When we use adversarial attack achieve instance debiasing, the debiasing performance is not enough and far from our debiasing goal. But we only use the Natural Unbiased Instance to test, the model bias is much lower than the model bias obtained by using the entire test set and achieve excellent debiasing performance.
Based on PCA manifold space, we can observe the relation between adversarial attack direction and manifold feature direction. We use the mean Cosine Similarity to measured, and observed that the mean Cosine Similarity between “Loss Gradient of I ” and “Loss Gradient of M” is 0.36. This low Cosine Similarity means The direction of adversarial attack isn’t feature direction,and this leads to underperform debiaisng.
Real-world application does not allow to modify model for debiasing, the only available debiasing method is the post-processing.

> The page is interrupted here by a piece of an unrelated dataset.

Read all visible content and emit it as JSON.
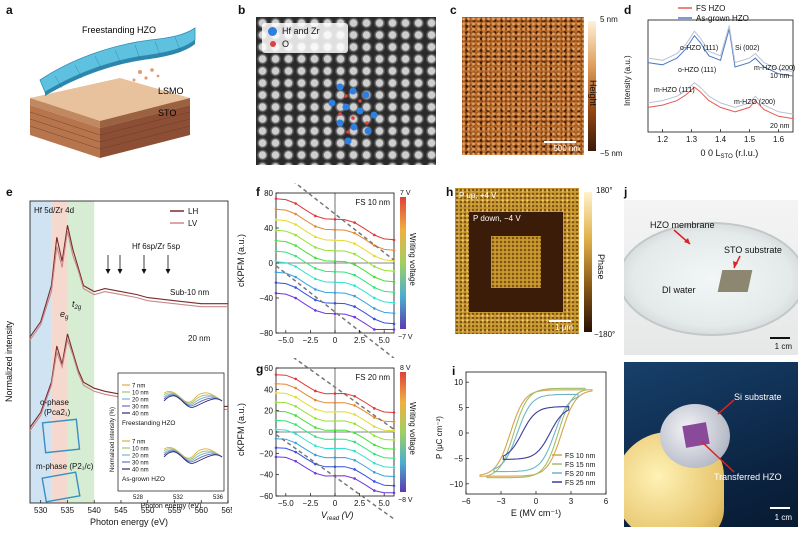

We compare the performance of our algorithm with three typical post-processing debiasing algorithms. In laboratory scenarios, the debiasing algorithms can access to the data preparation and training stage to retrain model. To evaluate the effectiveness, we consider several typical pre and in-processing debiasing solutions. We evaluated the proposed AEDA solution on both simulated and real-world bias scenarios, all experimental results in evaluation support that Post-fairness successfully obtained the unbiased result in the biased model without modifying the original model.